“There is inevitably going to be some negative reaction,” the President said in his televised remarks following the announcement Monday evening that Ferguson, Mo. police officer Darren Wilson would not be indicted in the shooting death of Michael Brown. “And it will make for good TV,” Obama acknowledged, referring apparently (if not awkwardly) to the images of unrest that were already coming out of Ferguson.
The President was not likely using the word “good” as in “gee, the riots in Ferguson will be fun to watch!” He probably meant to convey something more like “compelling” or “dramatic” or even “riveting.”
As it turned out, the images were all that -- and they were applied with dramatic effect, particularly when various networks positioned video of the growing unrest in Ferguson in one half of the screen alongside the President speaking in the other half. Talk about being tailor-made for television: Here was the President of the United States issuing a plea for calm, while at the very same time, the scene in Ferguson was anything but.
A similar juxtaposition was on view earlier too, when St. Louis County Prosecutor Robert McCulloch delivered his dry recitation of the facts and issues in the case, and in the process, buried the news of this non-indictment so deeply in his remarks that you could be forgiven for wondering if you had even heard it. I wondered if this was a deliberate strategy on his part -- as if the prosecutor believed he could lull his audience into such a stupor that the decision not to indict would pass unnoticed.
On the split-screen, it did seem as if the crowd in Ferguson was slow to realize what had happened. But this initial period of calm (or possibly bewilderment) was short-lived.
Within a short time, various participants in the assemblage outside Ferguson police headquarters were on the move. Before long, a police car was vandalized and the scene became violent. A police public-address system began issuing orders to clear the streets, teargas canisters were launched and events deteriorated from there.

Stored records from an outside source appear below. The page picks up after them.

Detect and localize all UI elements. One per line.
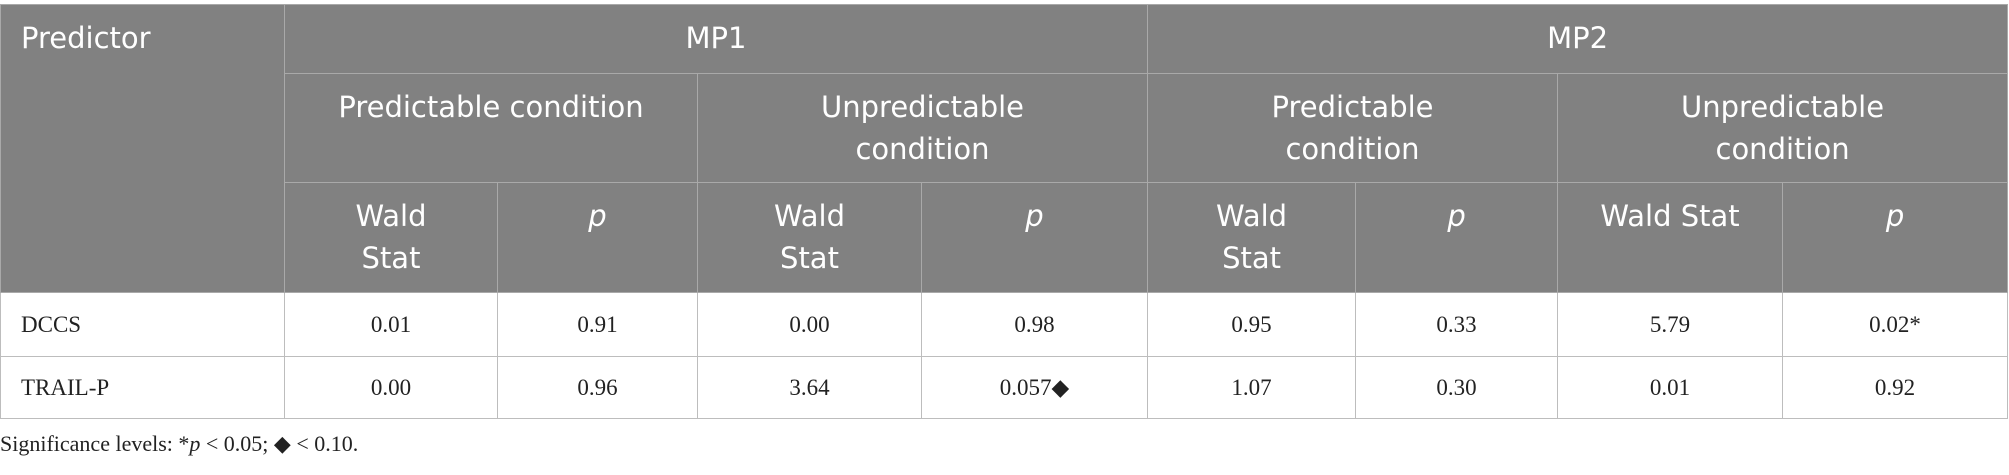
footnote-italic: p xyxy=(189,431,201,456)
header-stat: p xyxy=(920,182,1149,293)
header-condition: Unpredictable condition xyxy=(1557,73,2009,183)
header-stat: p xyxy=(497,182,698,293)
footnote: Significance levels: *p < 0.05; ◆ < 0.10… xyxy=(0,431,2009,457)
cell: 0.95 xyxy=(1147,292,1357,357)
cell: 0.92 xyxy=(1782,356,2009,419)
header-condition: Predictable condition xyxy=(1147,73,1559,183)
header-stat: p xyxy=(1782,182,2009,293)
cell: 3.64 xyxy=(697,356,922,419)
header-group: MP1 xyxy=(283,4,1149,74)
cell: 5.79 xyxy=(1557,292,1784,357)
cell: 0.30 xyxy=(1355,356,1559,419)
table-body: DCCS 0.01 0.91 0.00 0.98 0.95 0.33 5.79 0.02* TRA… xyxy=(0,292,2009,419)
header-stat: Wald Stat xyxy=(284,182,498,293)
footnote-text: Significance levels: * xyxy=(0,431,190,456)
header-stat: Wald Stat xyxy=(1557,182,1784,293)
table-row: TRAIL-P 0.00 0.96 3.64 0.057◆ 1.07 0.30 0.01 0.9… xyxy=(0,356,2009,419)
results-table: Predictor MP1 MP2 Predictable condition … xyxy=(0,4,2009,419)
header-predictor: Predictor xyxy=(0,4,285,293)
cell: 0.02* xyxy=(1782,292,2009,357)
header-stat: p xyxy=(1355,182,1559,293)
page: Predictor MP1 MP2 Predictable condition … xyxy=(0,4,2009,457)
footnote-text: < 0.05; ◆ < 0.10. xyxy=(200,431,359,456)
table-row: DCCS 0.01 0.91 0.00 0.98 0.95 0.33 5.79 0.02* xyxy=(0,292,2009,357)
cell: 0.33 xyxy=(1355,292,1559,357)
header-stat: Wald Stat xyxy=(697,182,922,293)
cell: 0.01 xyxy=(284,292,498,357)
header-stat: Wald Stat xyxy=(1147,182,1357,293)
header-condition: Unpredictable condition xyxy=(696,73,1149,183)
row-label: DCCS xyxy=(0,292,285,357)
header-group: MP2 xyxy=(1147,4,2009,74)
cell: 1.07 xyxy=(1147,356,1357,419)
cell: 0.91 xyxy=(497,292,698,357)
cell: 0.98 xyxy=(920,292,1149,357)
row-label: TRAIL-P xyxy=(0,356,285,419)
cell: 0.96 xyxy=(497,356,698,419)
cell: 0.00 xyxy=(697,292,922,357)
header-stat-row: Wald Stat p Wald Stat p Wald Stat p Wald Stat p xyxy=(1,182,2009,293)
cell: 0.01 xyxy=(1557,356,1784,419)
cell: 0.057◆ xyxy=(920,356,1149,419)
cell: 0.00 xyxy=(284,356,498,419)
header-condition: Predictable condition xyxy=(284,73,698,183)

Television reporters doing live remotes from the scene reported that they heard gunfire. One CNN reporter, Sara Sidner, was on the air when she was hit in the head with a rock. “Sorry, I just got hit by a rock,” Sidner said matter-of-factly. “I’m okay, I’m okay. I’ve been hit by much worse in my day.”
If you stayed up late, you could watch the whole thing unfold. If you didn’t stay up, then you woke up to the news that half the buildings in Ferguson seemed to have been burned down during the night. Among the most compelling images of overnight destruction that you could see on the morning news shows: A row of cars burning in a parking lot. You see something like that and you ask yourself: How did this happen? Who did it? What purpose did this serve?
Some people will ask -- as they do whenever this kind of unrest is seen unfolding in real-time on TV -- if the participants in these riots become emboldened by the presence of the media and their TV cameras. Others ask if the media makes too much of these events and in so doing, fan the flames.
In Ferguson, however, the flames were already well-fanned, and they would have been fanned whether the news media were there or not. As you may have noticed if you watched the coverage, access to cameras was not exactly restricted to news organizations. In Ferguson Monday night, just about everybody within camera range seemed to be holding cameras of their own. It’s never clear what these people intend to do with all of this video, however, other than plan to post it on YouTube and then, more often than not, never get around to it.
As for the huge media presence in Ferguson, you can hardly expect the news media to stay away from such a situation out of fear that someone might accuse them later of fanning the flames and making things worse.
Criticizing the news media for covering this story is tantamount to attacking the messenger. Or throwing rocks at them.